Hypermobile Ehlers Danlos (hEDS) can cause Small Fiber Neuropathy and back pain, as well as poor healing from surgery. It’s also more common in engineering type people, higher IQ, ADHD, anxiety disorder etc

It’s probably the most under-diagnosed condition in general. It’s also autosomal dominant. Can present as psychosomatic - gaslighting from doctors is typical.

It’s a shame more people don’t know about it because there are ways to effectively treat it - it’s an area where patient communities are far ahead of the medical community. So this could be a failure on two fronts, a failure of insurance but even if they had unlimited coverage there still would have been a failure in treatment.


You are talking about schizophrenia, right?


My grandfather suffered chronic sciatic nerve pain. My father suffered chronic sciatic nerve pain. Now I, too, suffer chronic sciatic nerve pain.

I wonder why that is?

You have no idea how bad it can get.

No, surely it's made up. Nevermind: how foolish was I...


I don't have sciatic pain, thank God, but I have bulging discs from a spinal compression injury. The first few months were excruciating -- I couldn't exist without horrific pain, no position I could lay in, sit in, stand in, etc., would provide any relief. I couldn't stand fully upright for weeks. And, even post-recovery, the last 2 years haven't exactly been pleasant. I am still managing my lower back on a day-to-day basis but I am primarily pain-free today.

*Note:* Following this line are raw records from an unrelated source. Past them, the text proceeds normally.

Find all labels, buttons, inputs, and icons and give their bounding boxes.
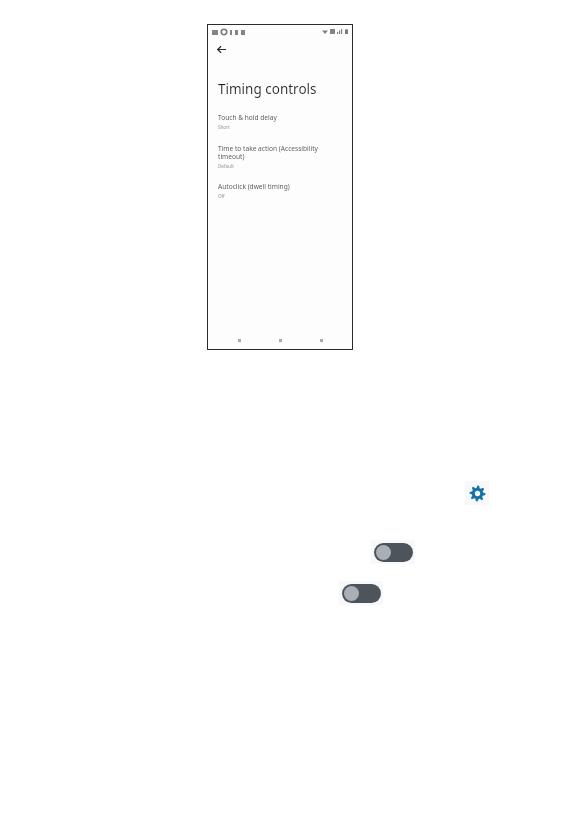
button[interactable]: Toggle, off bbox=[339, 581, 383, 605]
staticText: Timing controls bbox=[218, 80, 317, 98]
button[interactable]: Back bbox=[232, 333, 246, 347]
staticText: Off bbox=[218, 193, 225, 199]
button[interactable]: Time to take action (Accessibility timeo… bbox=[208, 143, 352, 170]
staticText: Default bbox=[218, 163, 234, 169]
staticText: Short bbox=[218, 124, 230, 130]
button[interactable]: Toggle, off bbox=[371, 540, 415, 564]
button[interactable]: Home bbox=[273, 333, 287, 347]
button[interactable]: Navigate up bbox=[213, 41, 229, 57]
staticText: Autoclick (dwell timing) bbox=[218, 182, 290, 191]
button[interactable]: Autoclick (dwell timing) bbox=[208, 181, 352, 200]
staticText: Touch & hold delay bbox=[218, 113, 277, 122]
staticText: Time to take action (Accessibility timeo… bbox=[218, 144, 342, 161]
button[interactable]: Touch & hold delay bbox=[208, 112, 352, 131]
button[interactable]: Recents bbox=[314, 333, 328, 347]
button[interactable]: Settings bbox=[465, 481, 489, 505]
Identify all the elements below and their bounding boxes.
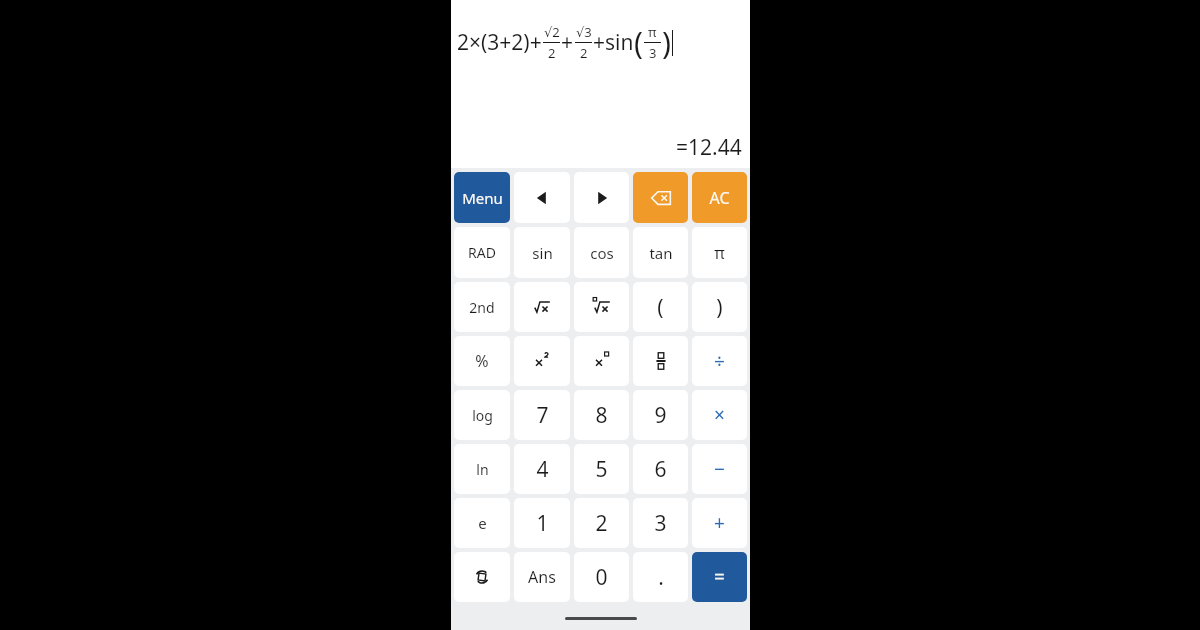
staticText: ) [716,293,723,322]
staticText: cos [590,243,614,263]
staticText: √3 [576,23,592,41]
button[interactable]: 2nd [454,282,510,332]
button[interactable]: Nth root [574,282,629,332]
button[interactable]: Left [514,172,570,223]
staticText: 3 [654,509,667,538]
button[interactable]: 4 [514,444,570,494]
staticText: 4 [536,455,549,484]
staticText: = [714,564,725,590]
button[interactable]: Backspace [633,172,688,223]
button[interactable]: sin [514,227,570,278]
staticText: RAD [468,243,496,262]
button[interactable]: π [692,227,747,278]
staticText: ) [662,22,671,63]
button[interactable]: RAD [454,227,510,278]
button[interactable]: ln [454,444,510,494]
button[interactable]: x to the power [574,336,629,386]
button[interactable]: Square root [514,282,570,332]
staticText: 0 [595,563,608,592]
staticText: 6 [654,455,667,484]
button[interactable]: ÷ [692,336,747,386]
staticText: × [714,402,725,428]
button[interactable]: Ans [514,552,570,602]
staticText: − [714,456,725,482]
staticText: AC [709,187,730,209]
staticText: 9 [654,401,667,430]
button[interactable]: Rotate screen [454,552,510,602]
button[interactable]: log [454,390,510,440]
staticText: =12.44 [676,133,742,162]
button[interactable]: Fraction [633,336,688,386]
button[interactable]: x squared [514,336,570,386]
button[interactable]: 9 [633,390,688,440]
staticText: + [714,510,725,536]
staticText: e [478,513,487,533]
button[interactable]: tan [633,227,688,278]
staticText: log [472,406,493,425]
button[interactable]: + [692,498,747,548]
staticText: 2×(3+2)+ [457,28,542,57]
staticText: +sin [593,28,634,57]
staticText: % [475,350,489,372]
button[interactable]: = [692,552,747,602]
button[interactable]: − [692,444,747,494]
staticText: 8 [595,401,608,430]
button[interactable]: 3 [633,498,688,548]
staticText: 7 [536,401,549,430]
button[interactable]: cos [574,227,629,278]
button[interactable]: Menu [454,172,510,223]
staticText: π [714,242,725,264]
button[interactable]: % [454,336,510,386]
button[interactable]: ( [633,282,688,332]
staticText: ln [476,460,489,479]
button[interactable]: Right [574,172,629,223]
staticText: ( [634,22,643,63]
staticText: 3 [649,44,657,62]
staticText: ÷ [714,348,725,374]
staticText: 5 [595,455,608,484]
button[interactable]: 1 [514,498,570,548]
staticText: ( [657,293,664,322]
staticText: + [561,28,574,57]
staticText: Ans [528,566,556,588]
staticText: 2 [548,44,556,62]
button[interactable]: 8 [574,390,629,440]
button[interactable]: 7 [514,390,570,440]
staticText: Menu [462,188,503,208]
button[interactable]: 0 [574,552,629,602]
staticText: tan [649,243,673,263]
button[interactable]: 5 [574,444,629,494]
button[interactable]: × [692,390,747,440]
staticText: 2 [580,44,588,62]
button[interactable]: 6 [633,444,688,494]
button[interactable]: ) [692,282,747,332]
button[interactable]: AC [692,172,747,223]
button[interactable]: . [633,552,688,602]
staticText: sin [532,243,553,263]
staticText: π [648,23,657,41]
staticText: 1 [536,509,549,538]
staticText: . [658,563,664,592]
staticText: 2 [595,509,608,538]
button[interactable]: e [454,498,510,548]
staticText: 2nd [469,298,495,317]
button[interactable]: 2 [574,498,629,548]
staticText: √2 [544,23,560,41]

Chronic pain really takes you somewhere else mentally. Now that I am, for the time being, on the other side of it, it has also made me extremely empathetic to people who suffer through it.


He could have asked for charity, or asked hi multi-millionaire grandfather or fabulously wealthy family for help, or sued the insurance company, or taken out loans, or made a ton of money of his own and paid cash and negotiated directly with the providers, or mortgage the family mansion, sell everything he owns. There are millions of things he could have done.

"Nothing you can do about it" is just a lie people tell themselves to justify violence.


[flagged]


I don’t think that solved his problem.


Well, it fixed a perceived wrong. Oftentimes injustice is what actually hurts.

I do believe, though, that there is a vast spectrum of behaviours in between non violent inaction and an isolated random killing, that make a lot more sense in every way and that is called politics.


If his problem was feeling hopeless in a world outside of his control: well he may have solved that, regardless of whatever else happens.


That is an intense read.


I really don’t think we should be giving it any attention right now without any verification of it. Probably some loser asked ChatGPT to spit shit out.